Conflict can also occur if two people are chasing different goals. If my girlfriend wants to live in a house and I want to live in an apartment we will have conflict as if one goal is achieved the other cannot be achieved. There are 4 categories of conflict: goals to be pursued (house or apartment), allocation of resources such as money or time, decisions to be made (buy the house or apartment which impacts whether you either work full time or go to college), and acceptable or unacceptable behaviours.
Though I’m good at dealing with conflict in my personal life, it is difficult and a weakness of mine of dealing with it in my work. Particularly because I’m at a job that I really enjoy and do not want to go against the grain because I do not want to get fired or thought less of. Sometimes I disagree with something that my boss proposes, but I do not want to disagree in fear that he will get offended. Thus if there is a conflict in my workplace or a chance of a potential conflict, just avoid it.
I understand that conflict is not bad in the workplace and I will try to work on that particular issue because if I’m not being myself and authentic, then how important is the money? In addition the positive benefits of conflicts are to examine that otherwise might be avoided (for instance if my boss’ proposition is bad for the company I would helping the company if I offered a different alternative). There are five strategies of dealing with conflict: the first one is fighting actively which is instead of avoiding the conflict talking about it openly and honestly.
The second strategy is talking about the conflict and actually listening with an open mind. The third strategy is evaluation; that is instead of judging what the other person is saying, also changing the language from “you to l”, thus one accepts responsibility for this conflict. Changing you messages into I messages is productive because it reduces defensiveness while also making it safe for the other person to talk about the conflict openly and honestly. Although I’m good at listening to my friends and family I tend to be poor at listening during work.

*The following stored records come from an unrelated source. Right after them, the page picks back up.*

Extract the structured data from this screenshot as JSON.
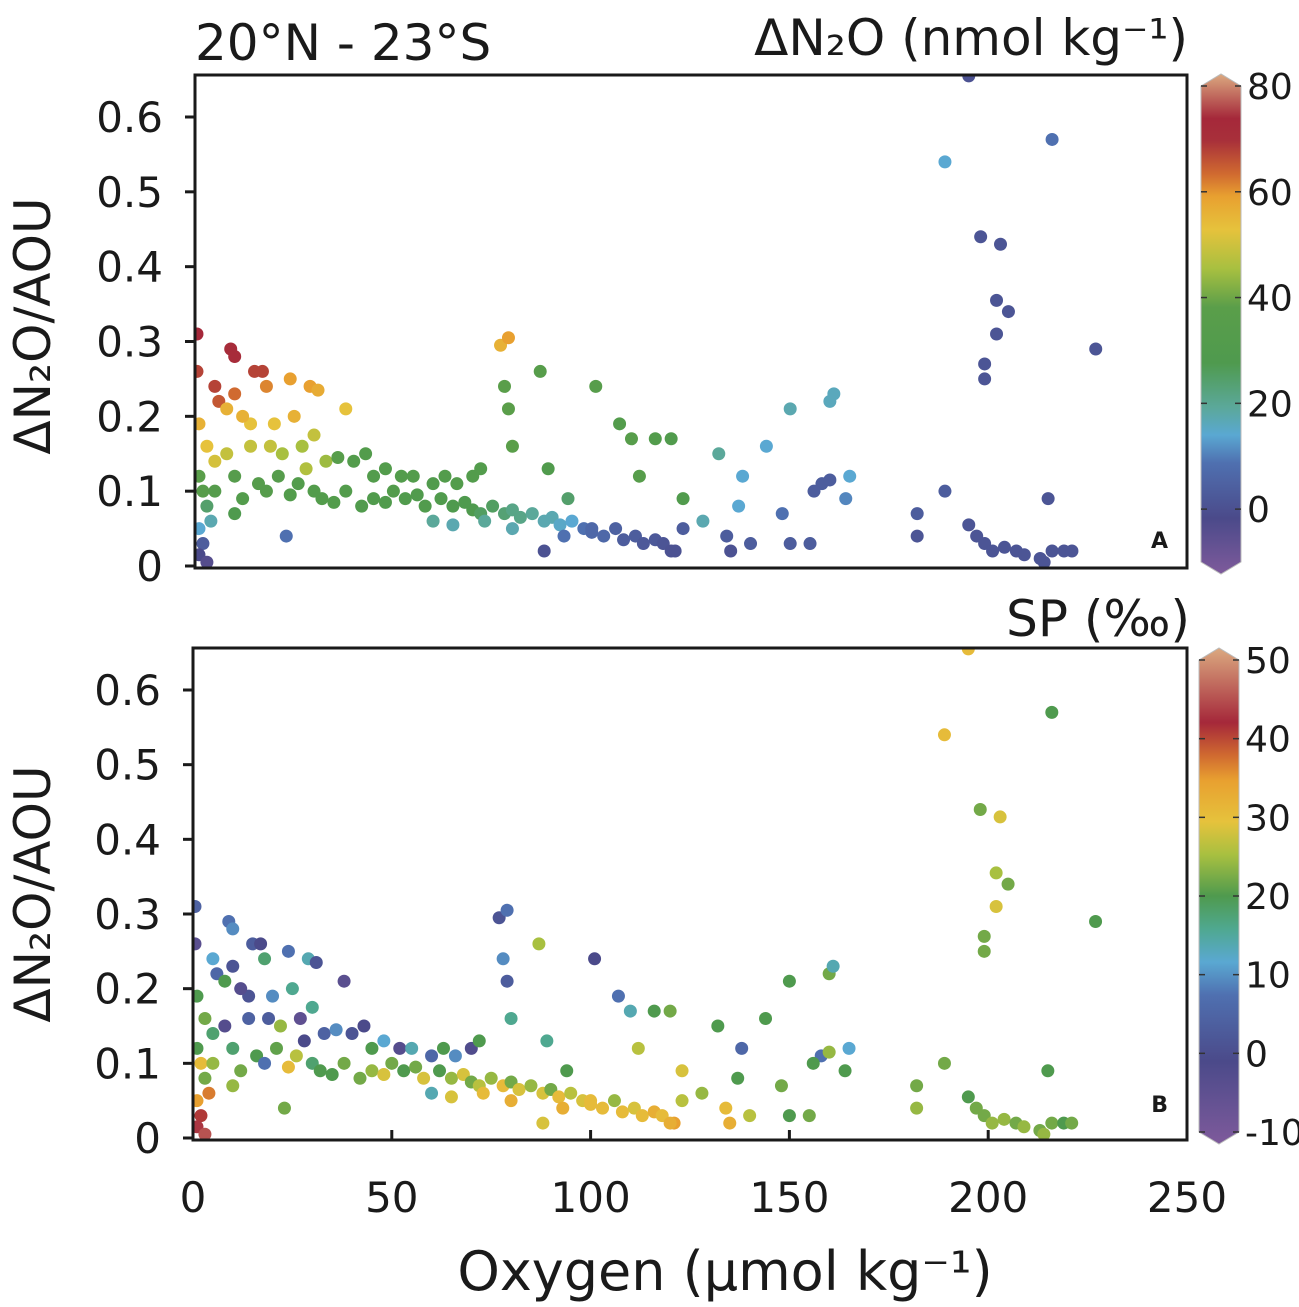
{
  "chart_data": [
    {
      "type": "scatter",
      "panel_letter": "A",
      "title": "20°N - 23°S",
      "colorbar_label": "ΔN₂O (nmol kg⁻¹)",
      "colorbar_ticks": [
        "80",
        "60",
        "40",
        "20",
        "0"
      ],
      "colorbar_tick_values": [
        80,
        60,
        40,
        20,
        0
      ],
      "colorbar_range": [
        -10,
        80
      ],
      "colorbar_stops": [
        [
          -10,
          "#7e5a9b"
        ],
        [
          0,
          "#4b4a8a"
        ],
        [
          10,
          "#4f70b0"
        ],
        [
          15,
          "#5aa8d2"
        ],
        [
          20,
          "#5ba89a"
        ],
        [
          28,
          "#4f9a4e"
        ],
        [
          38,
          "#5a9e4a"
        ],
        [
          45,
          "#a8c040"
        ],
        [
          52,
          "#e6c23c"
        ],
        [
          58,
          "#e8a030"
        ],
        [
          62,
          "#d06a30"
        ],
        [
          68,
          "#a8303a"
        ],
        [
          72,
          "#a5283a"
        ],
        [
          80,
          "#dba980"
        ]
      ],
      "color_field_index": 2,
      "ylabel": "ΔN₂O/AOU",
      "ylim": [
        0,
        0.66
      ],
      "yticks": [
        "0",
        "0.1",
        "0.2",
        "0.3",
        "0.4",
        "0.5",
        "0.6"
      ],
      "ytick_values": [
        0,
        0.1,
        0.2,
        0.3,
        0.4,
        0.5,
        0.6
      ],
      "xlim": [
        0,
        250
      ]
    },
    {
      "type": "scatter",
      "panel_letter": "B",
      "colorbar_label": "SP (‰)",
      "colorbar_ticks": [
        "50",
        "40",
        "30",
        "20",
        "10",
        "0",
        "-10"
      ],
      "colorbar_tick_values": [
        50,
        40,
        30,
        20,
        10,
        0,
        -10
      ],
      "colorbar_range": [
        -10,
        50
      ],
      "colorbar_stops": [
        [
          -10,
          "#7e5a9b"
        ],
        [
          0,
          "#4b4a8a"
        ],
        [
          8,
          "#4f70b0"
        ],
        [
          12,
          "#5aa8d2"
        ],
        [
          16,
          "#4fa890"
        ],
        [
          20,
          "#4f9a4e"
        ],
        [
          25,
          "#a8c040"
        ],
        [
          29,
          "#e6c23c"
        ],
        [
          34,
          "#e8a030"
        ],
        [
          37,
          "#d06a30"
        ],
        [
          41,
          "#a5283a"
        ],
        [
          50,
          "#dba980"
        ]
      ],
      "color_field_index": 3,
      "ylabel": "ΔN₂O/AOU",
      "ylim": [
        0,
        0.66
      ],
      "yticks": [
        "0",
        "0.1",
        "0.2",
        "0.3",
        "0.4",
        "0.5",
        "0.6"
      ],
      "ytick_values": [
        0,
        0.1,
        0.2,
        0.3,
        0.4,
        0.5,
        0.6
      ],
      "xlim": [
        0,
        250
      ],
      "xlabel": "Oxygen (μmol kg⁻¹)",
      "xticks": [
        "0",
        "50",
        "100",
        "150",
        "200",
        "250"
      ],
      "xtick_values": [
        0,
        50,
        100,
        150,
        200,
        250
      ]
    }
  ],
  "point_fields": [
    "oxygen",
    "dN2O_AOU",
    "dN2O",
    "SP"
  ],
  "points": [
    [
      0.5,
      0.31,
      72,
      5
    ],
    [
      0.5,
      0.26,
      66,
      -3
    ],
    [
      5,
      0.24,
      66,
      12
    ],
    [
      6,
      0.22,
      64,
      6
    ],
    [
      9,
      0.29,
      70,
      8
    ],
    [
      10,
      0.28,
      70,
      10
    ],
    [
      10,
      0.23,
      62,
      2
    ],
    [
      15,
      0.26,
      66,
      4
    ],
    [
      17,
      0.26,
      66,
      0
    ],
    [
      18,
      0.24,
      60,
      18
    ],
    [
      24,
      0.25,
      58,
      8
    ],
    [
      29,
      0.24,
      58,
      14
    ],
    [
      31,
      0.235,
      56,
      2
    ],
    [
      38,
      0.21,
      52,
      -3
    ],
    [
      25,
      0.2,
      55,
      16
    ],
    [
      20,
      0.19,
      52,
      10
    ],
    [
      14,
      0.19,
      52,
      2
    ],
    [
      12,
      0.2,
      55,
      -2
    ],
    [
      8,
      0.21,
      55,
      20
    ],
    [
      1,
      0.19,
      55,
      20
    ],
    [
      3,
      0.16,
      52,
      22
    ],
    [
      5,
      0.14,
      50,
      18
    ],
    [
      8,
      0.15,
      48,
      -2
    ],
    [
      14,
      0.16,
      48,
      5
    ],
    [
      19,
      0.16,
      48,
      4
    ],
    [
      22,
      0.15,
      45,
      24
    ],
    [
      27,
      0.16,
      45,
      -4
    ],
    [
      30,
      0.175,
      48,
      16
    ],
    [
      28,
      0.13,
      46,
      0
    ],
    [
      33,
      0.14,
      44,
      5
    ],
    [
      36,
      0.145,
      35,
      10
    ],
    [
      40,
      0.14,
      32,
      2
    ],
    [
      43,
      0.15,
      32,
      0
    ],
    [
      45,
      0.12,
      32,
      20
    ],
    [
      48,
      0.13,
      32,
      12
    ],
    [
      52,
      0.12,
      32,
      -2
    ],
    [
      55,
      0.12,
      32,
      14
    ],
    [
      60,
      0.11,
      30,
      6
    ],
    [
      63,
      0.12,
      32,
      20
    ],
    [
      66,
      0.11,
      32,
      10
    ],
    [
      70,
      0.12,
      32,
      -1
    ],
    [
      72,
      0.13,
      32,
      20
    ],
    [
      1,
      0.12,
      38,
      20
    ],
    [
      2,
      0.1,
      36,
      30
    ],
    [
      3,
      0.08,
      25,
      22
    ],
    [
      4,
      0.06,
      18,
      36
    ],
    [
      1,
      0.05,
      15,
      34
    ],
    [
      2,
      0.03,
      5,
      40
    ],
    [
      1,
      0.015,
      0,
      42
    ],
    [
      3,
      0.005,
      -2,
      44
    ],
    [
      5,
      0.1,
      34,
      24
    ],
    [
      10,
      0.12,
      34,
      18
    ],
    [
      12,
      0.09,
      32,
      22
    ],
    [
      16,
      0.11,
      34,
      20
    ],
    [
      18,
      0.1,
      34,
      8
    ],
    [
      21,
      0.12,
      34,
      21
    ],
    [
      24,
      0.095,
      32,
      30
    ],
    [
      26,
      0.11,
      32,
      26
    ],
    [
      30,
      0.1,
      32,
      18
    ],
    [
      32,
      0.09,
      32,
      20
    ],
    [
      35,
      0.085,
      32,
      20
    ],
    [
      38,
      0.1,
      32,
      22
    ],
    [
      42,
      0.08,
      30,
      22
    ],
    [
      45,
      0.09,
      30,
      24
    ],
    [
      48,
      0.085,
      30,
      28
    ],
    [
      50,
      0.1,
      32,
      22
    ],
    [
      53,
      0.09,
      30,
      20
    ],
    [
      56,
      0.095,
      30,
      22
    ],
    [
      58,
      0.08,
      30,
      28
    ],
    [
      62,
      0.09,
      30,
      20
    ],
    [
      65,
      0.08,
      28,
      24
    ],
    [
      68,
      0.085,
      28,
      28
    ],
    [
      70,
      0.075,
      28,
      22
    ],
    [
      72,
      0.07,
      26,
      26
    ],
    [
      75,
      0.08,
      26,
      24
    ],
    [
      78,
      0.07,
      24,
      30
    ],
    [
      80,
      0.075,
      22,
      22
    ],
    [
      82,
      0.065,
      22,
      28
    ],
    [
      85,
      0.07,
      20,
      24
    ],
    [
      88,
      0.06,
      18,
      28
    ],
    [
      90,
      0.065,
      18,
      22
    ],
    [
      92,
      0.055,
      16,
      30
    ],
    [
      95,
      0.06,
      15,
      26
    ],
    [
      98,
      0.05,
      10,
      28
    ],
    [
      100,
      0.045,
      8,
      30
    ],
    [
      103,
      0.04,
      8,
      30
    ],
    [
      106,
      0.05,
      6,
      24
    ],
    [
      108,
      0.035,
      5,
      30
    ],
    [
      111,
      0.04,
      5,
      28
    ],
    [
      113,
      0.03,
      4,
      30
    ],
    [
      116,
      0.035,
      4,
      32
    ],
    [
      118,
      0.03,
      3,
      30
    ],
    [
      121,
      0.02,
      2,
      34
    ],
    [
      60,
      0.06,
      20,
      14
    ],
    [
      65,
      0.055,
      18,
      28
    ],
    [
      73,
      0.06,
      20,
      30
    ],
    [
      80,
      0.05,
      18,
      32
    ],
    [
      88,
      0.02,
      2,
      28
    ],
    [
      93,
      0.04,
      10,
      32
    ],
    [
      23,
      0.04,
      10,
      22
    ],
    [
      10,
      0.07,
      28,
      24
    ],
    [
      77,
      0.295,
      55,
      2
    ],
    [
      79,
      0.305,
      58,
      8
    ],
    [
      78,
      0.24,
      38,
      10
    ],
    [
      79,
      0.21,
      38,
      4
    ],
    [
      80,
      0.16,
      38,
      16
    ],
    [
      87,
      0.26,
      35,
      25
    ],
    [
      89,
      0.13,
      30,
      16
    ],
    [
      101,
      0.24,
      35,
      0
    ],
    [
      94,
      0.09,
      25,
      20
    ],
    [
      107,
      0.19,
      32,
      8
    ],
    [
      110,
      0.17,
      35,
      14
    ],
    [
      112,
      0.12,
      35,
      26
    ],
    [
      116,
      0.17,
      32,
      20
    ],
    [
      120,
      0.17,
      30,
      22
    ],
    [
      123,
      0.09,
      30,
      28
    ],
    [
      132,
      0.15,
      20,
      20
    ],
    [
      128,
      0.06,
      18,
      24
    ],
    [
      137,
      0.08,
      15,
      20
    ],
    [
      144,
      0.16,
      15,
      20
    ],
    [
      138,
      0.12,
      15,
      6
    ],
    [
      150,
      0.21,
      18,
      20
    ],
    [
      148,
      0.07,
      10,
      22
    ],
    [
      134,
      0.04,
      5,
      30
    ],
    [
      135,
      0.02,
      2,
      32
    ],
    [
      140,
      0.03,
      5,
      26
    ],
    [
      150,
      0.03,
      5,
      20
    ],
    [
      155,
      0.03,
      5,
      22
    ],
    [
      160,
      0.22,
      17,
      22
    ],
    [
      161,
      0.23,
      17,
      14
    ],
    [
      165,
      0.12,
      15,
      12
    ],
    [
      158,
      0.11,
      5,
      8
    ],
    [
      156,
      0.1,
      5,
      20
    ],
    [
      160,
      0.115,
      5,
      24
    ],
    [
      164,
      0.09,
      12,
      20
    ],
    [
      123,
      0.05,
      5,
      26
    ],
    [
      120,
      0.02,
      2,
      32
    ],
    [
      100,
      0.05,
      8,
      30
    ],
    [
      195,
      0.655,
      2,
      30
    ],
    [
      189,
      0.54,
      15,
      30
    ],
    [
      216,
      0.57,
      10,
      20
    ],
    [
      198,
      0.44,
      3,
      22
    ],
    [
      203,
      0.43,
      3,
      28
    ],
    [
      202,
      0.355,
      3,
      25
    ],
    [
      205,
      0.34,
      3,
      22
    ],
    [
      202,
      0.31,
      3,
      28
    ],
    [
      199,
      0.27,
      3,
      22
    ],
    [
      199,
      0.25,
      3,
      22
    ],
    [
      227,
      0.29,
      3,
      20
    ],
    [
      189,
      0.1,
      5,
      22
    ],
    [
      182,
      0.07,
      5,
      22
    ],
    [
      182,
      0.04,
      3,
      24
    ],
    [
      195,
      0.055,
      3,
      20
    ],
    [
      197,
      0.04,
      3,
      22
    ],
    [
      199,
      0.03,
      3,
      22
    ],
    [
      201,
      0.02,
      3,
      24
    ],
    [
      204,
      0.025,
      3,
      24
    ],
    [
      207,
      0.02,
      3,
      22
    ],
    [
      209,
      0.015,
      3,
      24
    ],
    [
      215,
      0.09,
      3,
      20
    ],
    [
      213,
      0.01,
      3,
      22
    ],
    [
      216,
      0.02,
      3,
      22
    ],
    [
      219,
      0.02,
      3,
      20
    ],
    [
      221,
      0.02,
      3,
      22
    ],
    [
      214,
      0.005,
      3,
      24
    ]
  ]
}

For instance if I’m talking to a client sometimes I zone out and just respond on autopilot (cliche speak). There was this one time a co-worker was talking to me, but I was so busy in my paper work that I pretended to listen by nodding and using facial expressions as it turned out my co-worker told me to tell our boss that she was leaving early to pick up her children; I forgot to tell him (he was away when she left) and as a result he got very angry and scolded her which made her very humiliated and made me feel terrible.
I think I’m a poor listener at work because I tend to be a perfectionist so I focus on the task at hand too much. Since my boss uses the delegate style of leadership I put a ton of pressure on myself to complete the task thus I have to do a better job in the future of focusing on the task while also listening to co-workers and helping them as well. I tend to be a independent worker so I have to become better at being a interdependent person in the workplace and work better in teams. Thus I can unlock my highest potential while at the same time help someone reach his or her highest potential.